JEFF BROOMES: Reading improves your quality of life
READING, TO MY mind, is the gold standard of all skills. The ability to read more impacts one’s contribution to national development than any other skill. My dad was blind for more than 50 years after losing both of his eyes in a fishing accident.
He, during those years, was never able to read any book or any written material. Similarly, my grandmother, with whom I had a very special link, died at the age of 84. Throughout her long life, this hardworking cane field labourer was never able to read or write. Sad but true!
I loved both of those persons, but I also openly admit that their quality of life was noticeably compromised by their inability to read. That’s a fact. I propose that there is absolute congruence between one’s ability to read and one’s manifest quality of life.

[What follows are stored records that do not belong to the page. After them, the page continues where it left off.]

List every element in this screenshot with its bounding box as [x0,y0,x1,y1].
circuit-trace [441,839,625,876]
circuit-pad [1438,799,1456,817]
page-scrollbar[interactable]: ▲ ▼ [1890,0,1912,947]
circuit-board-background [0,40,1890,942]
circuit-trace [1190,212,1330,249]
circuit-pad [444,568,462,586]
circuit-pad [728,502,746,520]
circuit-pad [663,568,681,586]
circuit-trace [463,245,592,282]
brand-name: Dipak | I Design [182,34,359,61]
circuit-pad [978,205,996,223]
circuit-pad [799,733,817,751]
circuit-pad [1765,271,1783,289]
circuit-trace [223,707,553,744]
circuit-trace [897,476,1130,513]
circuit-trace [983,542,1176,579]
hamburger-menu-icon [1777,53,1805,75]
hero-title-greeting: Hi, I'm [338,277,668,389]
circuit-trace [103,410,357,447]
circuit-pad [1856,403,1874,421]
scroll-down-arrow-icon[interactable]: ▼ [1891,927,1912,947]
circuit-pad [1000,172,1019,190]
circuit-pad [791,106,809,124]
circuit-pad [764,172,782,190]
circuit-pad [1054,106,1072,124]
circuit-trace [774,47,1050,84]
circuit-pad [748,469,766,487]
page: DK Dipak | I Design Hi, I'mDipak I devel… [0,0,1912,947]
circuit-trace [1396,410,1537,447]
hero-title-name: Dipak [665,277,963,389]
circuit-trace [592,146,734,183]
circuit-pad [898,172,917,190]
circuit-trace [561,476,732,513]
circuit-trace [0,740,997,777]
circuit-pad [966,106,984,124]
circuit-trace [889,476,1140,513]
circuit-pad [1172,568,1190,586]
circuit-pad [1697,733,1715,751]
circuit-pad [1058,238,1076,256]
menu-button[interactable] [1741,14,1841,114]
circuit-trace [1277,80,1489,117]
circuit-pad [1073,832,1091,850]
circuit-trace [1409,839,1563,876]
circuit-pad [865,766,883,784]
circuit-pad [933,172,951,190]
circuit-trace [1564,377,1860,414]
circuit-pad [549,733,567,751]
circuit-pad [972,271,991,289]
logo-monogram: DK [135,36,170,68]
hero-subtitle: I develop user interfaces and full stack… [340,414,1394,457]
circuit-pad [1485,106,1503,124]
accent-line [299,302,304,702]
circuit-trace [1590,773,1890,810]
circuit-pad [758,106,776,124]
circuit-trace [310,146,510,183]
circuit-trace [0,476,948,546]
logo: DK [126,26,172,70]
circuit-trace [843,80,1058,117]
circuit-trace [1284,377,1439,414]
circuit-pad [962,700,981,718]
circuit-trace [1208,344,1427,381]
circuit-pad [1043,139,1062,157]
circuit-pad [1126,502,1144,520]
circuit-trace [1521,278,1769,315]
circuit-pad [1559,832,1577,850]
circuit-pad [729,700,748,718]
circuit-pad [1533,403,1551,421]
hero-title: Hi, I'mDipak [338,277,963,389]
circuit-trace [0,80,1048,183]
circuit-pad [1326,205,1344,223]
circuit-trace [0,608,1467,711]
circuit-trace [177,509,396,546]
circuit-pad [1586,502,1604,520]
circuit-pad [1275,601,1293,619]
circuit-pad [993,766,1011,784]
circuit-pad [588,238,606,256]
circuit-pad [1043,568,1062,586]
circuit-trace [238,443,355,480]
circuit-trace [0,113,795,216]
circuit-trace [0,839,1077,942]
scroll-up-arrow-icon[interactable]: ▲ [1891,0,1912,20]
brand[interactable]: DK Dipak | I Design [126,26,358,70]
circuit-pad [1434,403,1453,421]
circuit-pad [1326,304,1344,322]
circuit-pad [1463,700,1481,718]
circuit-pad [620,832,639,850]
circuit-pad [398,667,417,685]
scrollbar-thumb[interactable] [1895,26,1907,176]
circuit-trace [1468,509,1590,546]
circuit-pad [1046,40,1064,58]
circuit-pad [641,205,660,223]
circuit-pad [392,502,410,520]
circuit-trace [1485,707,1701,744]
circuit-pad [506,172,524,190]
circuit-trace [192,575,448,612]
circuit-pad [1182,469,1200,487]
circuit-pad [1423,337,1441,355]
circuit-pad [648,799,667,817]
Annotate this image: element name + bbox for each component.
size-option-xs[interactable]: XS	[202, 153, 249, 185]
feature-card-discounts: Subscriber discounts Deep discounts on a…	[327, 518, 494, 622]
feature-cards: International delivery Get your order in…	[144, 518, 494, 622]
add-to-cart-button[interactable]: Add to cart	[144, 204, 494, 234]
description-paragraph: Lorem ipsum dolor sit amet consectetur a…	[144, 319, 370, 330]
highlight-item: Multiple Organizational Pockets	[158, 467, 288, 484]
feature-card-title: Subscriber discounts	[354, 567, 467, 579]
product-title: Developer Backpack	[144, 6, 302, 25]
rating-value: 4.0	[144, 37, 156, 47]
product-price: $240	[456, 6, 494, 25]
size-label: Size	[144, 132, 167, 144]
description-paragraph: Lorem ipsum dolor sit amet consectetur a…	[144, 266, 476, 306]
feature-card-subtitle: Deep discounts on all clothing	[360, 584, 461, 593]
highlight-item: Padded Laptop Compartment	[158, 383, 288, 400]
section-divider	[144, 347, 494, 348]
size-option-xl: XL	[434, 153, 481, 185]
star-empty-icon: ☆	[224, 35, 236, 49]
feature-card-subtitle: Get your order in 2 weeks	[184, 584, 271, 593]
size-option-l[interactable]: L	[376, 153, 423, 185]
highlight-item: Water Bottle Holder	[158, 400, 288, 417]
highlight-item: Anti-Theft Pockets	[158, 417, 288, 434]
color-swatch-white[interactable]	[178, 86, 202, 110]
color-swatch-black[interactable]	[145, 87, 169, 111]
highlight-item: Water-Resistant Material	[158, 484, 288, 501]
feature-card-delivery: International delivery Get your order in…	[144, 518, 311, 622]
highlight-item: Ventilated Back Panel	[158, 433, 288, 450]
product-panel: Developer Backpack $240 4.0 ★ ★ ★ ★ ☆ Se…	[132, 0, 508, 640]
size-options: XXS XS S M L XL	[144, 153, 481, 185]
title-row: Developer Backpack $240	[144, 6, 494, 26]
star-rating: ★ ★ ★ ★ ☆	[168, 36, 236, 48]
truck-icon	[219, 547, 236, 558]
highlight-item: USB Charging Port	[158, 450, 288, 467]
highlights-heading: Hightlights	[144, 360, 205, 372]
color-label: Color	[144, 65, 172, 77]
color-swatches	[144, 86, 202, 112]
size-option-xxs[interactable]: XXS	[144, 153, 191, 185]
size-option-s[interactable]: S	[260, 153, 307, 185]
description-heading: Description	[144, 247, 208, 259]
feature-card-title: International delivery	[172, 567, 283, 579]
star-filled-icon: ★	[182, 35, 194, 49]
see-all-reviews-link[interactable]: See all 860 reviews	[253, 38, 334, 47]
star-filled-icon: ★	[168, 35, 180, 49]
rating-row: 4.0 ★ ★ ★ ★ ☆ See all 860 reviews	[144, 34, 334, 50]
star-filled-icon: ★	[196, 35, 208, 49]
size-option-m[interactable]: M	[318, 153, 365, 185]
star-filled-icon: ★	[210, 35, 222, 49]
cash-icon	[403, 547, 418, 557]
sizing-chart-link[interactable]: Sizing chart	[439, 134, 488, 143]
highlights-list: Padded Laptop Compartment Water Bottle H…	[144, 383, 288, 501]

In contemporary society, the expansive use of technology and the continual interaction with different cultures, what it means to be a reader has changed. Operational literacy with a focus on comprehension and application now trumps the more traditional mechanical literacy of recognising and reproducing words through simple pronunciation.
Many teachers have spent untold lessons asking children to identify printed words and translate them into oral expression as an acceptable definition of reading. To my mind, if it were not contextualised with a discussion of what meaning it generated to the student, it was a simple case of time-wasting.
Conversely, as parents or teachers, we have read to young ones (our toddlers) who were not able to even call words. This has been an important activity at home and at school. One may question the impact that this has had on personal development and the quest for reading.
The varied tones of the adult reader solicit specific understandings in these children who show obvious reactions that define “happiness, sadness, excitement and so forth”. Hence, the young minds are stimulated and encouraged to fashion some meaning, even if in a limited way.
True reading in contemporary society cannot be defined by word calling. Although the opportunity for development of meaning that this provides is important, that in itself is incomplete as a definition of a reader.
Yes, word identification, word recognition and decoding will assist in determining the pronunciation and interpretation of some meaning of known words (note, I say known words). If these words are new, pronunciation is possible but deduction of meaning is not.
So what really is reading? I am a believer in a definition that coordinates and interrelates previous knowledge, the written word and the deduction of contextual meaning. Deduction of meaning that can impact future action must play a crucial role in any such definition of reading.
As some researchers put it: “Reading is the process of constructing meaning through the dynamic interaction among the reader’s existing knowledge, the information suggested from the text being read and the context of the reading situation.”
Hence, a defined reader must not only understand, but he or she must be able to identify instructions; the reader must be able to follow story lines; the reader must be able to appreciate descriptions, and the reader must be able to follow persuasive arguments.
If I propose that being a reader informs one’s quality of life, I must give supportive evidence. I will in my next contribution. I also reject the notion that there can be a bad reader. You can either read or you cannot. That’s the standard I use as my defining guide!